I could try to plant my brassicas out between breaks in the rain this week if I get a wild hair, but I’d probably rather be warm and toasty by the fire. It can feel like we are behind or maybe stagnant when year to year fluctuations derail a tried and true ritual. But I have started to reframe this as something much more potent — and positive.

What if the act of suspended waiting is helping us bring forth something greater this spring? Think of the amount of time deciduous trees stand tall, suspended in time. They are not stagnant, they are alive and well. They require this dormancy to thrive. Our black walnut trees, a nuisance to the garden, are our shortest-lived trees within the growing season. They leaf out last in spring and drop their leaves first in autumn. I think they may be my new favorite teacher. I for one do not dedicate enough time to rest. Rather than being a deciduous tree, I think rest needs to be more embedded into the fabric of our weeks. (To that end, I will start to take every Sunday completely offline, including posting to the Guild, a practice that will regenerate creativity that dampens with too much time spent plugged in.)
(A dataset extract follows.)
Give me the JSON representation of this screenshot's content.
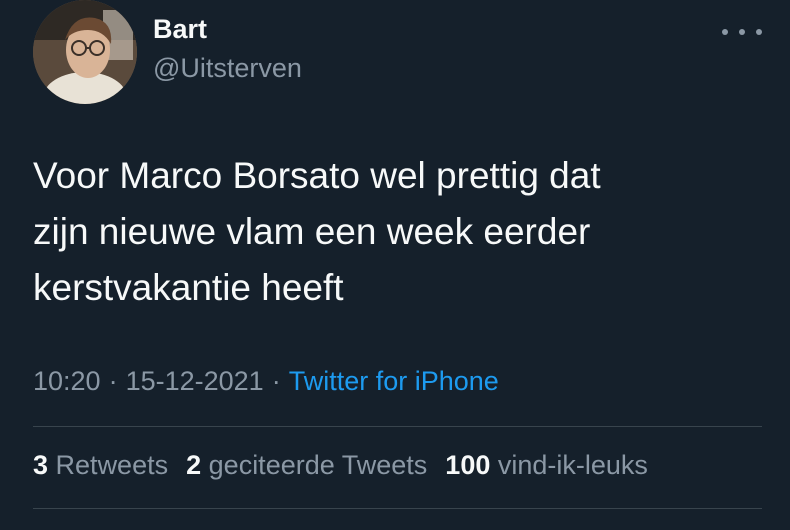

We don’t have to be all the things or do all the things to be everything. We need to work to redefine what it means to be successful in our gardens and in our lives. And softening rather than grinding is the path that’s calling to my mind, body, and soul. I hope you’ll join me in finding ways to soften so you too can grow and flourish.

And yes, I derive extreme joy in pushing the season, so will continue down this storied path I so enjoy traveling. And this year, I am soaking in what it means to delay the start. I look to the trees and the dormant life all around us, patiently waiting their time. I truly bow to their wisdom to endure half their life in suspended animation.

I am still confident the lesson of this spring is that transplanting my earliest starts a week later will not mean a delay of harvests, but rather will mean there are multiple paths to successfully and dependably harvesting food by late April here. It is potentially refining my sowing dates ever so slightly, though early sowing is as much for low tunnels as it is for me to have lush plants to tend and seedlings to thin and nosh.

Whatever the lesson about to unfold here, it will only expand possibilities for me in future seasons. This is the potency of gardening, inviting the lessons to permeate our beings and help us evaluate our entire lives. The garden grows so much more than just food, and for that I am tearfully, heart-achingly grateful.